L’humiliation psychologique, économique, sociale et politique ?

Le débat est riche autour des origines du terrorisme actuel. Contrairement aux affirmations de notre présent premier ministre, expliquer n’est pas excuser. Comprendre n’est pas justifier.

En terres à majorité ou à quasi-unanimité musulmanes, les sentiments d’humiliation et de frustration sont bien présents. Cette perception a pu revêtir des aspects quasi-délirants : à Tunis en 1992, un père de famille rencontré devant le lieu où se tenait un colloque sur les Droits de l’Homme confia son désespoir car il redoutait que ses enfants mourussent dans une attaque israélienne (Tsahal venait de bombarder le QG de l’OLP de Yasser Arafat).

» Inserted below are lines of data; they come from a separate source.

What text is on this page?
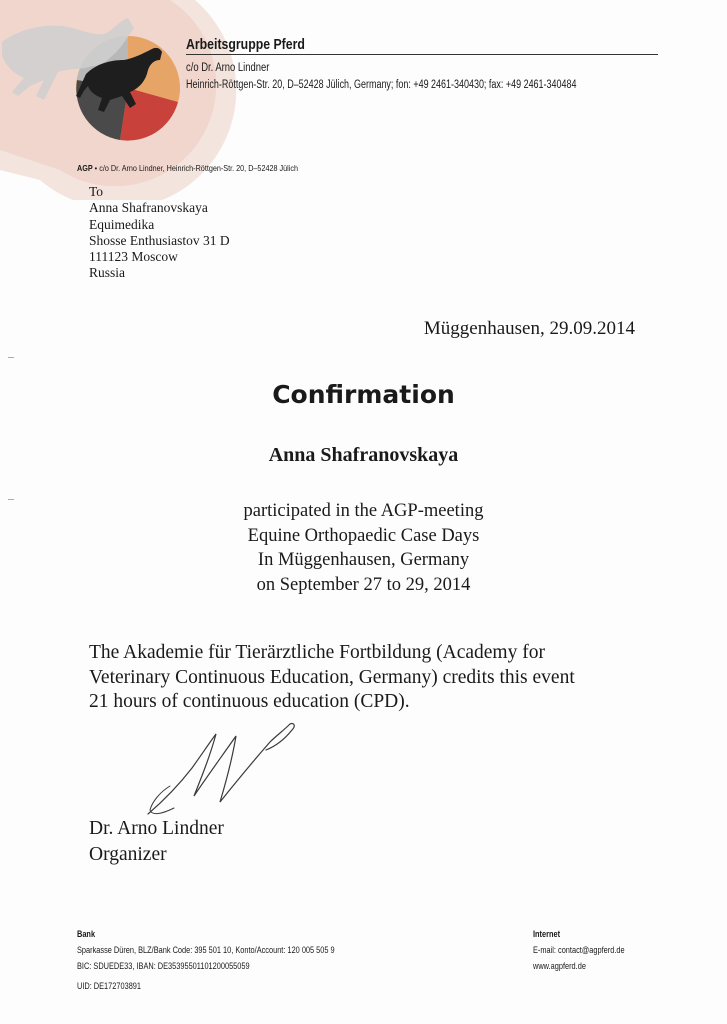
Arbeitsgruppe Pferd
c/o Dr. Arno Lindner
Heinrich-Röttgen-Str. 20, D–52428 Jülich, Germany; fon: +49 2461-340430; fax: +49 2461-340484
AGP • c/o Dr. Arno Lindner, Heinrich-Röttgen-Str. 20, D–52428 Jülich
To
Anna Shafranovskaya
Equimedika
Shosse Enthusiastov 31 D
111123 Moscow
Russia
Müggenhausen, 29.09.2014
Confirmation
Anna Shafranovskaya
participated in the AGP-meeting
Equine Orthopaedic Case Days
In Müggenhausen, Germany
on September 27 to 29, 2014
The Akademie für Tierärztliche Fortbildung (Academy for
Veterinary Continuous Education, Germany) credits this event
21 hours of continuous education (CPD).
Dr. Arno Lindner
Organizer
Bank
Sparkasse Düren, BLZ/Bank Code: 395 501 10, Konto/Account: 120 005 505 9
BIC: SDUEDE33, IBAN: DE35395501101200055059
UID: DE172703891
Internet
E-mail: contact@agpferd.de
www.agpferd.de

De manière plus générale, la question palestinienne demeure un abcès de fixation pour l’ensemble du monde arabo-musulman, une sorte d’écharde inamovible.

Après avoir connu un Moyen-Age dont le souvenir demeure positif, lumineux, rayonnant voire dominateur, ces pays ont subi pour la plupart la colonisation sous des formes variées. Le découpage de leurs frontières actuelles a lui-même été dicté par les pays occidentaux, comme ce fut le cas pendant et après la première guerre mondiale. La décolonisation a souvent été laborieuse, longue, difficile, parfois terrible comme en Algérie. Ils ont dû subir des guerres civiles, comme dans ce dernier pays ou au Liban, mais aussi des conflits importés ayant culminé avec l’invasion vengeresse et arbitraire de l’Irak en 2003. Sans parler des combats entre nations tels que celui qui a opposé l’Algérie et le Maroc autour du Sahara Occidental. Les abominations ont dépassé l’entendement avec la guerre Iran-Irak dans les années 1980 puis avec la répression aveugle des Kurdes.

La proximité croissante entre les pays du Nord et du Sud, du fait du développement de la mobilité humaine, en particulier par les transports aériens, a accru ce sentiment : pourquoi d’un côté les riches en paix et de l’autre les pauvres en guerre. Qui est responsable ?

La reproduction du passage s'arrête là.